Mitochondria play a central role in energy metabolism and redox regulation. Over the last decade, accumulating evidence has suggested a causative link between mitochondrial dysfunction and major phenotypes associated with aging of various tissues, including the heart. The aging heart is subjected to cardiac hypertrophy, especially when under mechanical stress, such as left ventricular pressure overload. ATP synthase is a key enzyme complex generating ATP in mitochondria, thus playing a central role in mitochondrial function. Functional defects of ATP synthase can cause and aggravate human diseases, such as cardiomyopathy and congestive heart failure, especially in aging population. However, it remains unclear if impaired mitochondrial ATP synthase is one of the underlying mechanism of energy deficiency and mitochondrial dysfunction in the aging heart. We have recently identified a PPAR-target gene encoding a novel mitochondrial protein ES1. Preliminary studies revealed that ES1 is a mitochondrial protein interacting with the subunits α and β of ATP synthase F1 sector. ES1 appears to be an enhancer of ATP production by increasing ATP synthesis and an inhibitor of ATP hydrolysis. However, it remains unknown if ES1 similarly regulates ATP production in the heart. Interestingly, our preliminary studies revealed that ES1 protein levels were decreased in the hearts from 14 month-old mice. Based on the pilot studies on conditional transgenic and gene targeting mouse lines, we hypothesize that ES1 is a novel therapeutic target of protecting the heart from aging-relating cardiomyopathy. To test this central hypothesis, we will first determine whether gene therapy that increasing cardiac ES1 expression will protect the heart from aging-related hypertrophy. We will then define the underlying molecular and biochemical mechanisms by determining the role of ES1 as an endogenous regulator of ATP synthase and as a determinant of mitochondrial structure/function in the heart. We anticipate the proposed study will provide strong evidence supporting that ES1 is a crucial regulator of myocardial energy metabolism via its regulatory effects on the ATP synthase and mitochondrial structure/function. Result of this study will provide preclinical evidence that ES1 can be a new target for protecting the heart from aging related hypertrophy.

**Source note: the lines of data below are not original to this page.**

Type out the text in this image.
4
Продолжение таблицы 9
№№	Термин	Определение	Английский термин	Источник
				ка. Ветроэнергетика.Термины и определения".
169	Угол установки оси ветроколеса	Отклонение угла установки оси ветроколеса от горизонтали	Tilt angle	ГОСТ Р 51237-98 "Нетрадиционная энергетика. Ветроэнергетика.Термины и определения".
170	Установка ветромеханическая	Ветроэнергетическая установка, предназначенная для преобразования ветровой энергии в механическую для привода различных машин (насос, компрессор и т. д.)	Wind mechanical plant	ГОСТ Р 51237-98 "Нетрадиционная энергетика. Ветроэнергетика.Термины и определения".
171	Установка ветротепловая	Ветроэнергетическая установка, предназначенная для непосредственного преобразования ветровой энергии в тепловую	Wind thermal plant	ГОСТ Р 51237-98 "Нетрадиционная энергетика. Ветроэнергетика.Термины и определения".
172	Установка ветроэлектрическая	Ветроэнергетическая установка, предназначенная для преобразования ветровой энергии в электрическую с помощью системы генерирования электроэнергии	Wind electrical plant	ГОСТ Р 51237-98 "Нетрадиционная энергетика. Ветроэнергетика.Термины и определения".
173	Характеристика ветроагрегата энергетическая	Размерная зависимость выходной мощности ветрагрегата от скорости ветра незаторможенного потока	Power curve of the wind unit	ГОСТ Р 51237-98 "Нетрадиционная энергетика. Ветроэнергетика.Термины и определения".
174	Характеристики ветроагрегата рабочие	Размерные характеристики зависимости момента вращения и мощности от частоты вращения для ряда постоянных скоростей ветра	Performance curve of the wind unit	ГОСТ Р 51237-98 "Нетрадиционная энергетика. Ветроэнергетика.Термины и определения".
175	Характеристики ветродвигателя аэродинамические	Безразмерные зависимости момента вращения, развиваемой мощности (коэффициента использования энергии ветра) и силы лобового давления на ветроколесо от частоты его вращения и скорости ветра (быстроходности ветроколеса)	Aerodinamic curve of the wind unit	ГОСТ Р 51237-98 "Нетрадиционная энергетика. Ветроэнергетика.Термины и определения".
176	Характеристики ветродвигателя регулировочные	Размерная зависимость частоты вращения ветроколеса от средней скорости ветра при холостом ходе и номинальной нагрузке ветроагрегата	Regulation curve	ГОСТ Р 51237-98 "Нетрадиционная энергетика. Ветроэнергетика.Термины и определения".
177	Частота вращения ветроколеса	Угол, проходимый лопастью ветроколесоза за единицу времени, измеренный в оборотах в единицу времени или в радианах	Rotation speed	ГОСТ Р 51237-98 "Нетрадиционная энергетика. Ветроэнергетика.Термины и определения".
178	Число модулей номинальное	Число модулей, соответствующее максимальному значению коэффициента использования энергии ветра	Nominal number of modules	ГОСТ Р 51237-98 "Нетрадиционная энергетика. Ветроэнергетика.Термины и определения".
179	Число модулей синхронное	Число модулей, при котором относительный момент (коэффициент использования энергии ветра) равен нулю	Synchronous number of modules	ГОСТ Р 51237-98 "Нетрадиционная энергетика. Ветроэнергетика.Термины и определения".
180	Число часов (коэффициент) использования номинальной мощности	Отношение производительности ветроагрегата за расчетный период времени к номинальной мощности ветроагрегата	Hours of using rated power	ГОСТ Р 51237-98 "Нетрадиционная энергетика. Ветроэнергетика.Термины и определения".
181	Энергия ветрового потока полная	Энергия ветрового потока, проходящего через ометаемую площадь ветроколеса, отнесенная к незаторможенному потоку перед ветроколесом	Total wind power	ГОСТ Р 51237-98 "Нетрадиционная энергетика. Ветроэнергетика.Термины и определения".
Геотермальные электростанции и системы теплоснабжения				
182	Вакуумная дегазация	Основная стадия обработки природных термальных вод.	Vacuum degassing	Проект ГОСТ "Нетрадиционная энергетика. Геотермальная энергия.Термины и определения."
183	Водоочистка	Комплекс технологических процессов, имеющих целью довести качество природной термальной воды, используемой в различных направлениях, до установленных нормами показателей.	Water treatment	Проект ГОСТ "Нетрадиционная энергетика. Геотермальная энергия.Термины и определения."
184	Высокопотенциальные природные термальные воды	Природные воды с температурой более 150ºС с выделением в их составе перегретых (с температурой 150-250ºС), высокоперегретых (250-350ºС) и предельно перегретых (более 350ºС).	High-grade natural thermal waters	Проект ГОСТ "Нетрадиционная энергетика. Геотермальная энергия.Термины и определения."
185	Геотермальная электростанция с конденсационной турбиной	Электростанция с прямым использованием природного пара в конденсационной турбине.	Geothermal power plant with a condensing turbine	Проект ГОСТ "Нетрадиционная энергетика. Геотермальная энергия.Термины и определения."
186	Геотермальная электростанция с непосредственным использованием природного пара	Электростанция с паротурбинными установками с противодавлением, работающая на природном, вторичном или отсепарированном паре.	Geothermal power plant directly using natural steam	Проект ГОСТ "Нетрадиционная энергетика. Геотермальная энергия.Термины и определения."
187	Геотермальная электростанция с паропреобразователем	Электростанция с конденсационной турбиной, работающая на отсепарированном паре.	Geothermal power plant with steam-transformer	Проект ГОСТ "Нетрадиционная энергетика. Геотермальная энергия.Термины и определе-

线粒体在能量代谢和氧化还原调节中发挥着核心作用。 过去十年，越来越多的证据表明，两者之间存在因果关系 线粒体功能障碍和与各种衰老相关的主要表型 组织，包括心脏，老化的心脏会出现心脏肥大， 尤其是在机械应力下，例如左心室压力超负荷时。 ATP合酶是线粒体中产生ATP的关键酶复合物，因此发挥着 ATP合酶的功能缺陷可导致线粒体功能的核心作用。 加重人类疾病，如心肌病和充血性心力衰竭， 特别是在老龄化人群中，然而，目前尚不清楚线粒体是否受损。 ATP合酶是能量缺乏的潜在机制之一 我们最近发现了一个 PPAR 靶点。 初步研究表明，编码一种新型线粒体蛋白ES1的基因。 是一种与 ATP 合酶 F1 的 α 和 β 亚基相互作用的线粒体蛋白 ES1 似乎是通过增加 ATP 合成来增强 ATP 的产生。 和 ATP 水解抑制剂 然而，ES1 是否具有类似作用仍不清楚。 我们的初步研究表明，它可以暗示性地调节心脏中 ATP 的产生。 14 个月大的小鼠心脏中 ES1 蛋白水平下降。 对条件转基因和基因靶向小鼠品系的初步研究，我们 ES1 是保护心脏免受损害的新治疗靶点 为了检验这一中心假设，我们首先确定与衰老相关的心肌病。 增加心脏 ES1 表达的基因治疗是否可以保护心脏免受 然后我们将定义与衰老相关的肥大的潜在分子和机制。 通过确定 ES1 作为内源性调节因子的作用来研究生化机制 ATP 合酶并作为心脏线粒体结构/功能的决定因素。 预计拟议的研究将提供强有力的证据支持 ES1 是 通过对 ATP 的调节作用，成为心肌能量代谢的重要调节者 这项研究的结果将提供临床前研究。 有证据表明 ES1 可以成为保护心脏免受衰老相关影响的新靶点 肥大。